Tyg turned away from the dying sylv. The thachwing traitors would pay for helping the sylvn girl. She raised the hood of her cloak and flew back across the rolling green fields. Once she reached the herders’ door, she flung it open.

As soon as she stepped inside, something felt off. The house was quiet and cool. The fire had been snuffed out. Dust swam in the sunlight. As for the thachwing family, the woman and child were slumped by the hearth. The old man had collapsed on the floor.

Tyg stepped toward the thachwing man and nudged him with her boot. It made a soft rustle. The body collapsed, turning to clods of clay. The clothes hung over it, lumpy and damp. Only then did she realize what it was. A golem.

It had been at least a dozen years since she encountered one, longer since she came across one so convincing. The girl could not have created these. She was too young to have mastered sylvn alchemy. And who would have taught her? All the old sylvn masters had been hunted down and killed under Odharan.

But who else could it have been? The magic had faded with the sylvn girl’s life, leaving behind three lifeless bodies of clay.

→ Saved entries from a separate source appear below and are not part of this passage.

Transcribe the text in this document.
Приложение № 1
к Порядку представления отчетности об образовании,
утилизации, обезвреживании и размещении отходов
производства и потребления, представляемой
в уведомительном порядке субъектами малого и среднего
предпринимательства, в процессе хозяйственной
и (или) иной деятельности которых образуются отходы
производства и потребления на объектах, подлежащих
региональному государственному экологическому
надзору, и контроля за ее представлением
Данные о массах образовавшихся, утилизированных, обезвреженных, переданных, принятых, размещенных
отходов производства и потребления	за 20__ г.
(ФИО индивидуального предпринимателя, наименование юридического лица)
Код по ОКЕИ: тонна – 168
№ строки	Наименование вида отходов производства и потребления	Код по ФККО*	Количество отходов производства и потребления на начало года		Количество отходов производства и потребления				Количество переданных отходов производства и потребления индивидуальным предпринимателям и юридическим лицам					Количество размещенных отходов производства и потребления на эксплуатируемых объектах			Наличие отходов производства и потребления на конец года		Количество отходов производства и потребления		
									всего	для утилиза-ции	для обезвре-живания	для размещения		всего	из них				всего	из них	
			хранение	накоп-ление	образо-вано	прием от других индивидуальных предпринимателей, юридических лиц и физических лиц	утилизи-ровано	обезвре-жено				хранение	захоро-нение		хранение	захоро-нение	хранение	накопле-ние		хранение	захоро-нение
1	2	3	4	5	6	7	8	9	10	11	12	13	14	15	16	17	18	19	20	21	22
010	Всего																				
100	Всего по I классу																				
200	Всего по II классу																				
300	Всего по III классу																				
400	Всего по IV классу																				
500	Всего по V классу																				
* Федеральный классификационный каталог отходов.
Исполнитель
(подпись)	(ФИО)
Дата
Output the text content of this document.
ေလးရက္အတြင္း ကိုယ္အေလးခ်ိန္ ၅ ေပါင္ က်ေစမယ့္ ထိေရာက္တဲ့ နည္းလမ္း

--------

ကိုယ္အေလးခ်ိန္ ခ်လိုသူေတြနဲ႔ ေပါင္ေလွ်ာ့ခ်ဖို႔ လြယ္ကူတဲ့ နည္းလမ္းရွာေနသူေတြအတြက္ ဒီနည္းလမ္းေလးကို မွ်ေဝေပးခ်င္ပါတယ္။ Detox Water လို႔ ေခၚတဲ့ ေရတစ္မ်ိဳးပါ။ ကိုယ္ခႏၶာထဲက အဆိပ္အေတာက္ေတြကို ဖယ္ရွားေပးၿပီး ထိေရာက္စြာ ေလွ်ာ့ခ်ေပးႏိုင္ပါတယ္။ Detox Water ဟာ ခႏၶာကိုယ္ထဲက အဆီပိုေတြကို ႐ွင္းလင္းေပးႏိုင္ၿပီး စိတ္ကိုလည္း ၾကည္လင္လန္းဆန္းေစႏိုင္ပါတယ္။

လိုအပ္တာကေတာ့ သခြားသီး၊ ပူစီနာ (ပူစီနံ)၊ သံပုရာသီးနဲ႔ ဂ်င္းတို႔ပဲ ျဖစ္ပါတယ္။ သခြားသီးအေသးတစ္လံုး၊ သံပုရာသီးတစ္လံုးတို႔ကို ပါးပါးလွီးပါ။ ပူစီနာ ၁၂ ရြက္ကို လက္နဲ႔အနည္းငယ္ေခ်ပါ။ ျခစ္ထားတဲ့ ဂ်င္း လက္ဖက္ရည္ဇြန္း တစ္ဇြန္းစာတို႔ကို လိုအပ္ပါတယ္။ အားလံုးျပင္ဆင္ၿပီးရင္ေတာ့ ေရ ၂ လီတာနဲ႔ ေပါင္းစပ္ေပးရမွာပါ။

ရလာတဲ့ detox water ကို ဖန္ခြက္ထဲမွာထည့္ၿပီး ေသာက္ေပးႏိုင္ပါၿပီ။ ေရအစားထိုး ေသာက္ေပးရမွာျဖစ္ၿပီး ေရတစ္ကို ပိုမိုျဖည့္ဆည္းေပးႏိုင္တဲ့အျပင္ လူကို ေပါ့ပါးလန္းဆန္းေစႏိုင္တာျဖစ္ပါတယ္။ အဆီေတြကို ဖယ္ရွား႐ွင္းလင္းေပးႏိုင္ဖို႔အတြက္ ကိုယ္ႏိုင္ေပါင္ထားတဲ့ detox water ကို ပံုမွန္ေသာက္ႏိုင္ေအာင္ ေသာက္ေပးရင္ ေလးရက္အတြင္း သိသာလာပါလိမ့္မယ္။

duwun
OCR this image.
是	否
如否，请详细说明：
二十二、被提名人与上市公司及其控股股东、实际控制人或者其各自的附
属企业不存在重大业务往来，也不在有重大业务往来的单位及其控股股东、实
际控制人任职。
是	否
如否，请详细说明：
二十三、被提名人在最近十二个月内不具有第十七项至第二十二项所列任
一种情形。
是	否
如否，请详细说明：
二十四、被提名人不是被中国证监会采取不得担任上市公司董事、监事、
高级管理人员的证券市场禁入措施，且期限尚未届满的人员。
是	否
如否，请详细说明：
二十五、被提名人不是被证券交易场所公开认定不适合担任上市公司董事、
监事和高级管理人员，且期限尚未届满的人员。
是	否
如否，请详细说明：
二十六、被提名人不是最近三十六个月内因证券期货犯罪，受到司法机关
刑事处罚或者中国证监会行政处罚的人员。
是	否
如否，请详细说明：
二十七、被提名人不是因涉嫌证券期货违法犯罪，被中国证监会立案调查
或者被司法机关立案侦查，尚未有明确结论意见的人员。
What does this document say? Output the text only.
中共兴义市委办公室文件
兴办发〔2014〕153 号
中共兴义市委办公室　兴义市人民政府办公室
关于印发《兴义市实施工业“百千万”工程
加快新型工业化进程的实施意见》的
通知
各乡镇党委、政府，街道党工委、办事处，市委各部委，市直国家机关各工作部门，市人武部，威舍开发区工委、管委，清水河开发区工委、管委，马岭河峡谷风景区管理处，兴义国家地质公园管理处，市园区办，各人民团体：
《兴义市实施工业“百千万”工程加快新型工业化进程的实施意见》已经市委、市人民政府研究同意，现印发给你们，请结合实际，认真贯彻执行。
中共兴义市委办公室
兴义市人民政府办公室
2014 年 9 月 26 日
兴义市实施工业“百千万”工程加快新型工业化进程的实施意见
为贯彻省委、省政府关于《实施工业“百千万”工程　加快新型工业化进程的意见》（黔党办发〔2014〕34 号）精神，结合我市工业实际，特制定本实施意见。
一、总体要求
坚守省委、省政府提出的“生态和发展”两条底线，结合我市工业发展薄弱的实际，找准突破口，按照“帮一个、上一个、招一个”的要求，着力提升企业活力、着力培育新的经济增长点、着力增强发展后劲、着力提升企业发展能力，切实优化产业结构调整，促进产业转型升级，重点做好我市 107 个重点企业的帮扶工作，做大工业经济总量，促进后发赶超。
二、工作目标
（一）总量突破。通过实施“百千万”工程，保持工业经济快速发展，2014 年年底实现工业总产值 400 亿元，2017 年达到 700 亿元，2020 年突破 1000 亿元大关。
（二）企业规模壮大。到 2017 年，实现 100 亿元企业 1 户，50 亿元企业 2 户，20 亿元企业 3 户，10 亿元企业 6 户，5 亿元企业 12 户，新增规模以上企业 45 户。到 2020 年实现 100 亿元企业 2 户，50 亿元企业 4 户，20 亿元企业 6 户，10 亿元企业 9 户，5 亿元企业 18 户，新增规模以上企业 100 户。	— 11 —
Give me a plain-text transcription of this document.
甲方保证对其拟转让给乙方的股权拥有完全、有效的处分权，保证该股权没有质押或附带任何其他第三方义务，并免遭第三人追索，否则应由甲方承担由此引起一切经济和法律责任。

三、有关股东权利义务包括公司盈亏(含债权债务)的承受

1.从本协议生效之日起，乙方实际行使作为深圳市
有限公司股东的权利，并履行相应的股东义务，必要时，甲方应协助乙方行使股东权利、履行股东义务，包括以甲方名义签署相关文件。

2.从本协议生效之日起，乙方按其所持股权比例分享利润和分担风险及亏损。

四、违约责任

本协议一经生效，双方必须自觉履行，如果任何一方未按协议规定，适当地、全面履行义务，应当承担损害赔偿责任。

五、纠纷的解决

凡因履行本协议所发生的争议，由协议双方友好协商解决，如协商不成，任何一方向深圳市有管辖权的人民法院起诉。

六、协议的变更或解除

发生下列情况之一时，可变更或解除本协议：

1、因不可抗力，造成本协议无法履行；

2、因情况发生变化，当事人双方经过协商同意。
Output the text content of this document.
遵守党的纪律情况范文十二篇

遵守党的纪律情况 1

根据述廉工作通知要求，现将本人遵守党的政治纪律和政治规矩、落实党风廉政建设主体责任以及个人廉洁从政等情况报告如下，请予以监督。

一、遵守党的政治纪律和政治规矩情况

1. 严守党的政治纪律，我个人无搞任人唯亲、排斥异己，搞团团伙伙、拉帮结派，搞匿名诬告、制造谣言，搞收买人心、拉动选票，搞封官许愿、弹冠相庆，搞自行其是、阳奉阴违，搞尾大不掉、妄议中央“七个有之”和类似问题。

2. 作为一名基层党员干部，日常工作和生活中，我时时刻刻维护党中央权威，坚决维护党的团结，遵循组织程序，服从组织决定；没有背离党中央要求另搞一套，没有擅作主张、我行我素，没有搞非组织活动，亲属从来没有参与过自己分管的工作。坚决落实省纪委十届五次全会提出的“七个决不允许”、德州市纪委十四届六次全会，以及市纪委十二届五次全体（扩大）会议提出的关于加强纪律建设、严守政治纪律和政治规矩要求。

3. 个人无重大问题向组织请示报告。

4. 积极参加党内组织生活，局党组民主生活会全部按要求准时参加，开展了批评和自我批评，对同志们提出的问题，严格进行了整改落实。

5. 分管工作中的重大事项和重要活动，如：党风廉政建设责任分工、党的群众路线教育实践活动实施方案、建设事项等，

Skin crawling, Tyg stepped around what was left of the golem and opened the only door in the house. It led to a small bedroom, but it was empty and smelled of stale earth. The house had probably been abandoned for years.

She drew her knife and returned to the pile of clay and clothes. There, she crouched down and cut through the fabric. With great care, she parted the earthen clods until she found a foul-smelling bundle wrapped in linen. She sliced through the cloth and dissected it piece by piece. The contents did not surprise her—a tongue, an eye, an ear, and a braided cord of hair. She shivered, wondering what poor souls had been butchered to create the golems. The knife scraped against metal. The heart. She used the tip of her knife to knock the smooth, silver ball from the mess. It was no wider than her thumbnail, and she could just make out the steam rising from the surface. It was still hot.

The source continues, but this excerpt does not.